Richard G. Klein, a paleoanthropologist at Stanford University in California who was not involved in the study, said it was "a monumental achievement that no one would have thought possible 10 or perhaps even five years ago."

The Leipzig team has already been able to determine which genes the Neanderthal inherited from its mother and which from its father. It now hopes to compare the new genome sequence to that of other Neanderthals, modern humans and Denisovans -- another extinct human species whose genome was previously extracted from remains found in the same Siberian cave.

"We will gain insights into many aspects of the history of both Neanderthals and Denisovans, and refine our knowledge about the genetic changes that occurred in the genomes of modern humans after they parted ways with the ancestors of Neanderthals and Denisovans," Paabo said.

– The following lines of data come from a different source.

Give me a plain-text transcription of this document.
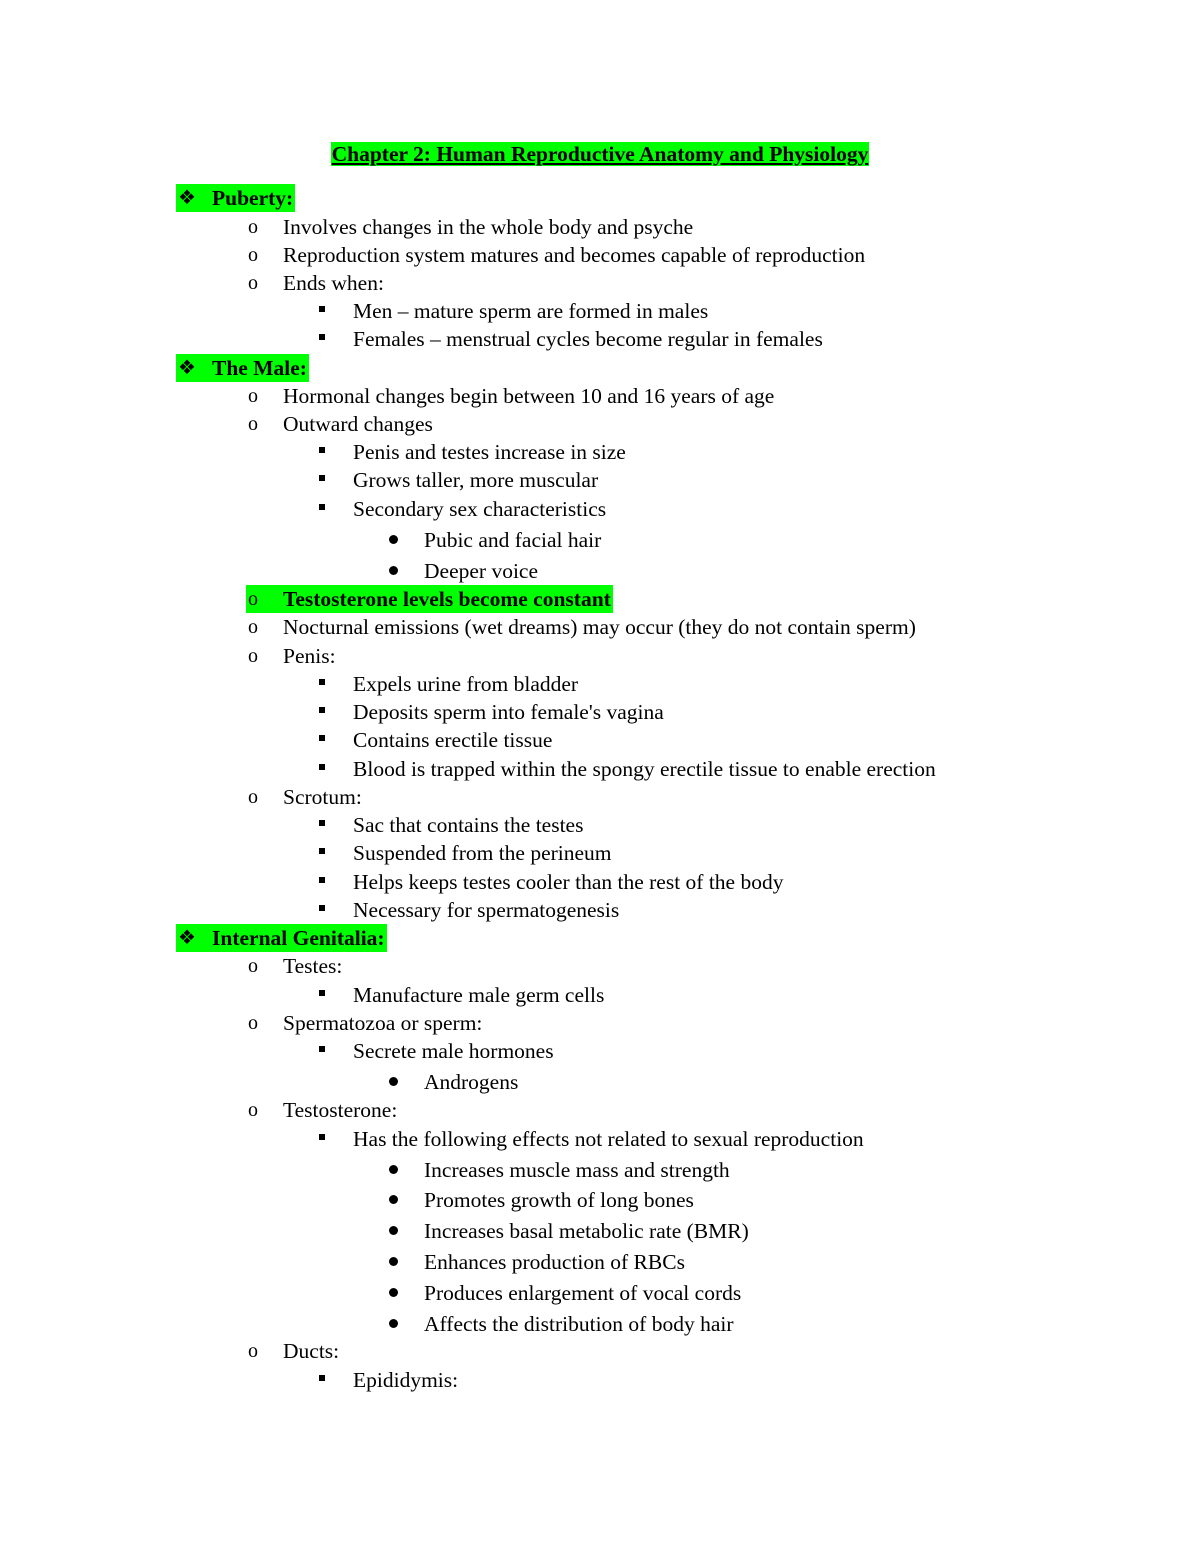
Chapter 2: Human Reproductive Anatomy and Physiology
❖ Puberty:
o Involves changes in the whole body and psyche
o Reproduction system matures and becomes capable of reproduction
o Ends when:
Men – mature sperm are formed in males
Females – menstrual cycles become regular in females
❖ The Male:
o Hormonal changes begin between 10 and 16 years of age
o Outward changes
Penis and testes increase in size
Grows taller, more muscular
Secondary sex characteristics
Pubic and facial hair
Deeper voice
o Testosterone levels become constant
o Nocturnal emissions (wet dreams) may occur (they do not contain sperm)
o Penis:
Expels urine from bladder
Deposits sperm into female's vagina
Contains erectile tissue
Blood is trapped within the spongy erectile tissue to enable erection
o Scrotum:
Sac that contains the testes
Suspended from the perineum
Helps keeps testes cooler than the rest of the body
Necessary for spermatogenesis
❖ Internal Genitalia:
o Testes:
Manufacture male germ cells
o Spermatozoa or sperm:
Secrete male hormones
Androgens
o Testosterone:
Has the following effects not related to sexual reproduction
Increases muscle mass and strength
Promotes growth of long bones
Increases basal metabolic rate (BMR)
Enhances production of RBCs
Produces enlargement of vocal cords
Affects the distribution of body hair
o Ducts:
Epididymis:
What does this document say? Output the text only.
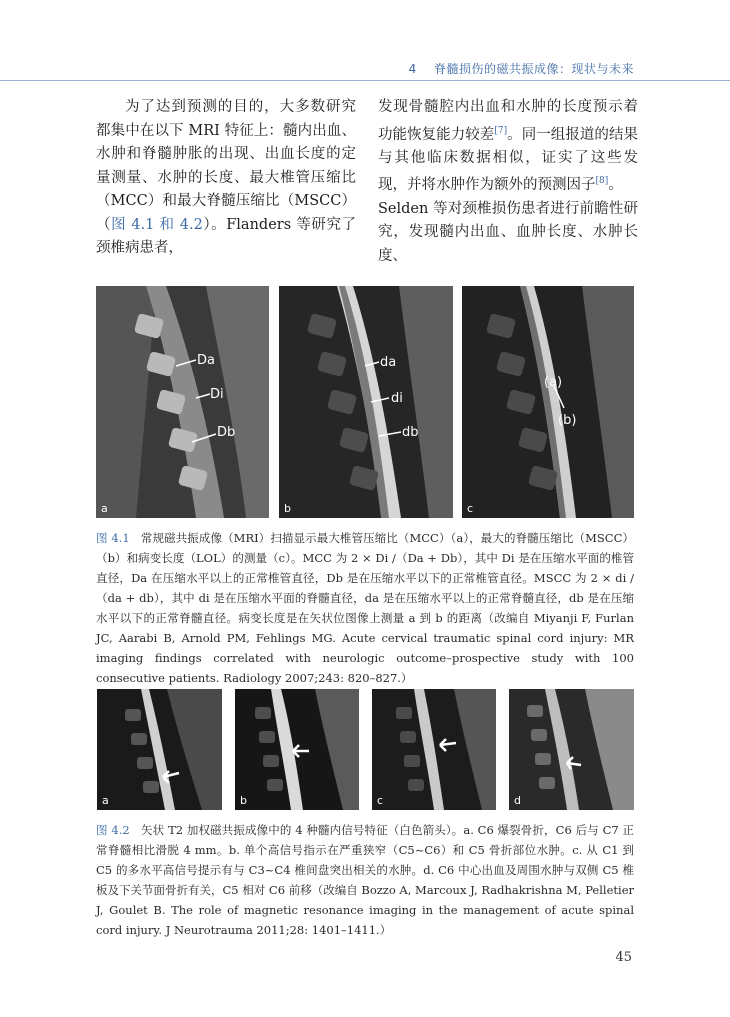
4 脊髓损伤的磁共振成像：现状与未来

为了达到预测的目的，大多数研究都集中在以下 MRI 特征上：髓内出血、水肿和脊髓肿胀的出现、出血长度的定量测量、水肿的长度、最大椎管压缩比（MCC）和最大脊髓压缩比（MSCC）（图 4.1 和 4.2）。Flanders 等研究了颈椎病患者，

发现骨髓腔内出血和水肿的长度预示着功能恢复能力较差[7]。同一组报道的结果与其他临床数据相似，证实了这些发现，并将水肿作为额外的预测因子[8]。

Selden 等对颈椎损伤患者进行前瞻性研究，发现髓内出血、血肿长度、水肿长度、

Da
Di
Db
a
da
di
db
b
(a)
(b)
c
图 4.1 常规磁共振成像（MRI）扫描显示最大椎管压缩比（MCC）（a），最大的脊髓压缩比（MSCC）（b）和病变长度（LOL）的测量（c）。MCC 为 2 × Di /（Da + Db），其中 Di 是在压缩水平面的椎管直径，Da 在压缩水平以上的正常椎管直径，Db 是在压缩水平以下的正常椎管直径。MSCC 为 2 × di /（da + db），其中 di 是在压缩水平面的脊髓直径，da 是在压缩水平以上的正常脊髓直径，db 是在压缩水平以下的正常脊髓直径。病变长度是在矢状位图像上测量 a 到 b 的距离（改编自 Miyanji F, Furlan JC, Aarabi B, Arnold PM, Fehlings MG. Acute cervical traumatic spinal cord injury: MR imaging findings correlated with neurologic outcome–prospective study with 100 consecutive patients. Radiology 2007;243: 820–827.）
a	b	c	d
图 4.2 矢状 T2 加权磁共振成像中的 4 种髓内信号特征（白色箭头）。a. C6 爆裂骨折，C6 后与 C7 正常脊髓相比滑脱 4 mm。b. 单个高信号指示在严重狭窄（C5~C6）和 C5 骨折部位水肿。c. 从 C1 到 C5 的多水平高信号提示有与 C3~C4 椎间盘突出相关的水肿。d. C6 中心出血及周围水肿与双侧 C5 椎板及下关节面骨折有关，C5 相对 C6 前移（改编自 Bozzo A, Marcoux J, Radhakrishna M, Pelletier J, Goulet B. The role of magnetic resonance imaging in the management of acute spinal cord injury. J Neurotrauma 2011;28: 1401–1411.）
45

Klein said the comparisons might allow scientists to determine what makes our species unique and explain why we survive and others didn't.

Paabo's group plans to publish a scientific paper later this year.

In the meantime, the new genome sequence is being made freely available so scientists elsewhere can conduct research on it, he said.

The announcement was welcomed by other researchers.

Wil Roebroeks, an archaeologist at Leiden University in the Netherlands who wasn't involved in the Leipzig study, said it was "exciting times" for comparative studies of humans and our closest extinct relatives.

By combining findings from genetics with studies of early diets, technology and physical anthropology of different human species, scientists would likely yield new insights into our evolutionary past soon, he said.